For our calculations we will transform back the predictions made on previous step, to dollar uni.
# Yeo-Johnson inverse tranformation, back to dollars
price_df = pd.DataFrame(y_test, columns=['price'])
price_df['price'] = transformer.inverse_transform(y_test.values.reshape(-1,1))
price_df['lr'] = transformer.inverse_transform(y_pred_lr.reshape(-1,1))
price_df['br'] = transformer.inverse_transform(y_pred_best_br.reshape(-1,1))
price_df
| price | lr | br | |
|---|---|---|---|
| 1222 | 135.0 | 228.565990 | 183.811790 |
| 1994 | 110.0 | 111.814178 | 121.879821 |
| 2924 | 110.0 | 97.426140 | 84.894711 |
| 5285 | 150.0 | 157.159919 | 179.856032 |
| 2769 | 118.0 | 156.086764 | 309.461460 |
| ... | ... | ... | ... |
| 1977 | 110.0 | 111.814178 | 121.879821 |
| 4512 | 242.0 | 233.005297 | 237.562532 |
| 6734 | 475.0 | 334.448769 | 335.293329 |
| 6489 | 140.0 | 193.133426 | 190.962231 |
| 1913 | 70.0 | 88.970304 | 79.125042 |
2395 rows × 3 columns
# Calculation of differences
price_df['lr_diff'] = price_df['lr'] - price_df['price']
price_df['br_diff'] = price_df['br'] - price_df['price']
price_df['lr_result'] = price_df['lr_diff'] > 25
price_df['br_result'] = price_df['br_diff'] > 25
price_df['lr_category'] = price_df['lr_result'].apply(lambda x:
'Will Not Use' if x == True else 'Will Use')
price_df['br_category'] = price_df['br_result'].apply(lambda x:
'Will Not Use' if x == True else 'Will Use')
fig, ax = plt.subplots(2,1, figsize=(15, 10))
price_df['lr_category'].value_counts(normalize=True).plot.barh(ax=ax[0], color=['blue', 'red'])
ax[0].bar_label(ax[0].containers[0])
ax[0].set_title('Evaluating Linear Regression Model by KPI')
price_df['br_category'].value_counts(normalize=True).plot.barh(ax=ax[1], color=['blue', 'red'])
ax[1].bar_label(ax[1].containers[0])
ax[1].set_title('Evaluating Bagging Regression Model by KPI')
plt.show()
As we can see by the KPI presented above, the results are very promising. With the Linear Regression model, 67.97% of predictions were not 25 dollars higher than the actual price. With the Bagging Regression model, 69.27% of predictions were not 25 dollars higher than actual price.
Although the results obtained are still far from desirable 90% or even higher, it may represent a big improvement to the platform, in order to drastically increase the number of people signing up and using it.

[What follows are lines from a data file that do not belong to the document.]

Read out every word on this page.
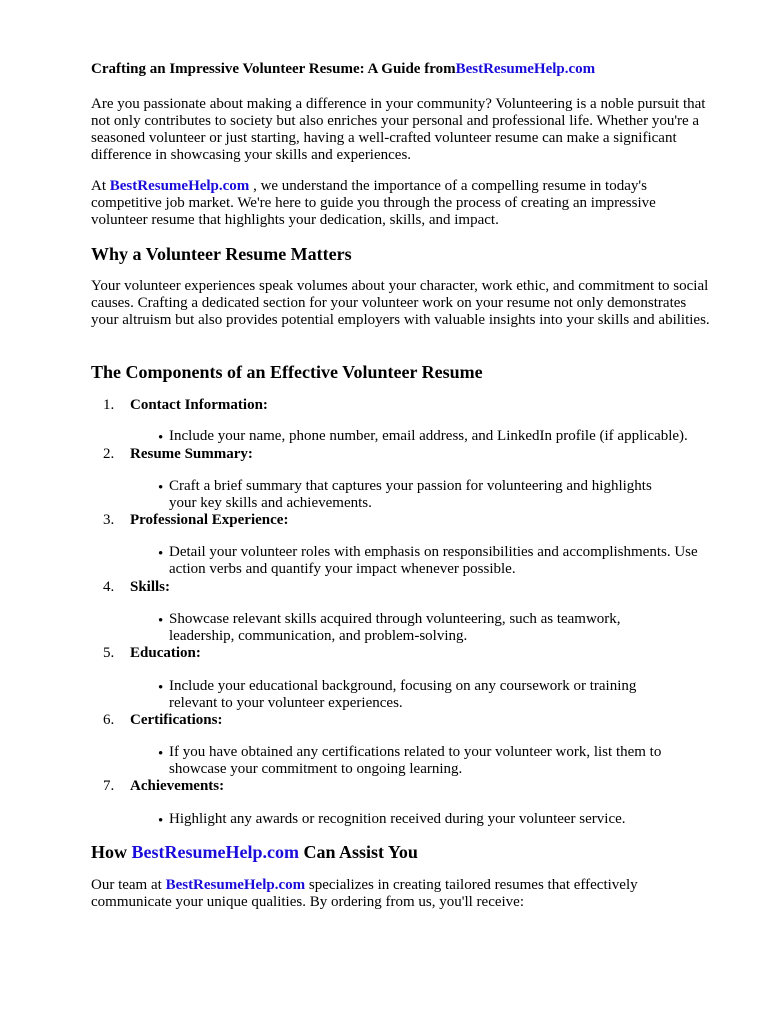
Crafting an Impressive Volunteer Resume: A Guide fromBestResumeHelp.com

Are you passionate about making a difference in your community? Volunteering is a noble pursuit that not only contributes to society but also enriches your personal and professional life. Whether you're a seasoned volunteer or just starting, having a well-crafted volunteer resume can make a significant difference in showcasing your skills and experiences.

At BestResumeHelp.com , we understand the importance of a compelling resume in today's competitive job market. We're here to guide you through the process of creating an impressive volunteer resume that highlights your dedication, skills, and impact.

Why a Volunteer Resume Matters

Your volunteer experiences speak volumes about your character, work ethic, and commitment to social causes. Crafting a dedicated section for your volunteer work on your resume not only demonstrates your altruism but also provides potential employers with valuable insights into your skills and abilities.

The Components of an Effective Volunteer Resume
1.	Contact Information:
• Include your name, phone number, email address, and LinkedIn profile (if applicable).
2.	Resume Summary:
• Craft a brief summary that captures your passion for volunteering and highlights your key skills and achievements.
3.	Professional Experience:
• Detail your volunteer roles with emphasis on responsibilities and accomplishments. Use action verbs and quantify your impact whenever possible.
4.	Skills:
• Showcase relevant skills acquired through volunteering, such as teamwork, leadership, communication, and problem-solving.
5.	Education:
• Include your educational background, focusing on any coursework or training relevant to your volunteer experiences.
6.	Certifications:
• If you have obtained any certifications related to your volunteer work, list them to showcase your commitment to ongoing learning.
7.	Achievements:
• Highlight any awards or recognition received during your volunteer service.
How BestResumeHelp.com Can Assist You

Our team at BestResumeHelp.com specializes in creating tailored resumes that effectively communicate your unique qualities. By ordering from us, you'll receive:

As informed, at the moment, only 2% of people who visit the site end up using it. By developing this price prediction model, we may attract the attention of 69% of visitors, encouraging them to use our system.
To help improve Inn the Neighborhood platform, attract more people to sign up and use it, we recommend the development of a professional and appealing design, made by the front-end team of the company, to show our Bagging Regression Model predictions. With this new feature, about 69% of predictions will encourage the visitors to explore more and use our system. For sure this will represent a drastical increase of users, compared to previous 2% of visitors.
To further improve our model, we may perform stratified tests, in order to perform better modelling to specific public as different property types, since we have so many different types and they can perform differently.